Serving the worldwide community of radio-electronic homebrewers. Providing blog support to the SolderSmoke podcast: http://soldersmoke.com
Wednesday, October 4, 2017
ANOTHER Nobel Prize Winner with THE KNACK
When I heard that the guys who ran the LIGO gravitation wave experiment won this year's Nobel Prize for physics, something told me that at least one of those involved in this historic detection of weak distant signals would have THE KNACK. It did not take me long to confirm this. Rainer Weiss (above) definitely has had the THE KNACK all his life. And what an interesting life it is. Check it out:
http://www.sciencemag.org/news/2016/08/meet-college-dropout-who-invented-gravitational-wave-detector
Knackish excerpts:
The family soon had to flee again, when U.K. Prime Minister Neville Chamberlain signed an accord ceding parts of Czechoslovakia to Germany. They heard the news on the night of 30 September 1938, while on vacation in the Tatra Mountains in Slovakia. As Chamberlain’s address blared from the hotel’s massive radio, 6-year-old Rainer stared in fascination at the glowing array of vacuum tubes inside the cabinet. The hotel emptied overnight as people fled to Prague.

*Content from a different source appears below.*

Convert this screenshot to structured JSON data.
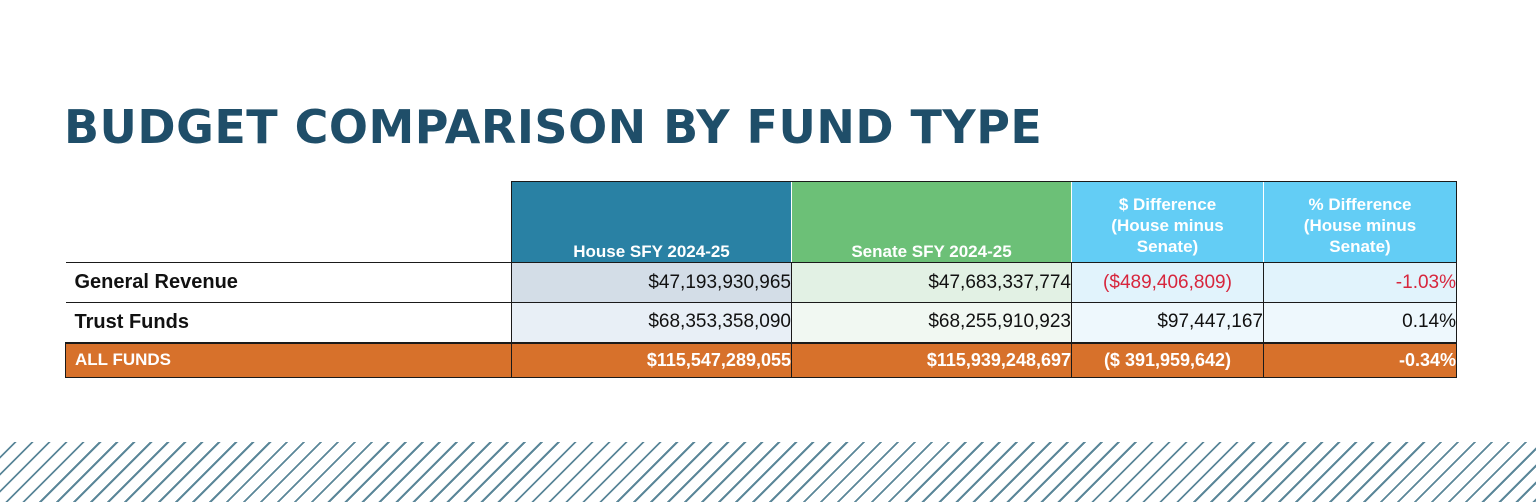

As a teenager, Weiss developed two passions: classical music and electronics. Snapping up army surplus parts, he repaired radios out of his bedroom. He even made a deal with the local toughs: If they left him alone as he lugged radios to and from the subway, he’d fix theirs for free. “They would steal things and I would have to fix them,” he says. “It wasn’t a good deal.”
Weiss was drawn to tinkering partly as a reaction to his family’s cerebral atmosphere. “This is a German-refugee kid with very self-consciously cultured parents, and he’s rebelling against them by doing things with his hands,” Benjamin says. “But he’s surely not rejecting doing things with his head.”
He applied to MIT to study electrical engineering so that he could solve a problem in hi-fi—how to suppress the hiss made by the shellac records of the day. But electrical engineering courses disappointed him, as they focused more on power plants than on hi-fi. So Weiss switched to physics—the major that had, he says, the fewest requirements.
Thanks for sharing this. Maybe you should write a book about THE KNACK.
ReplyDeleteThis is most interesting to someone like myself!!
ReplyDeleteAll the best John G4YDM https://g4ydm.wordpress.com/
David Bley, buy the Soldersmoke book, its a really good read. It is about having THE KNACK.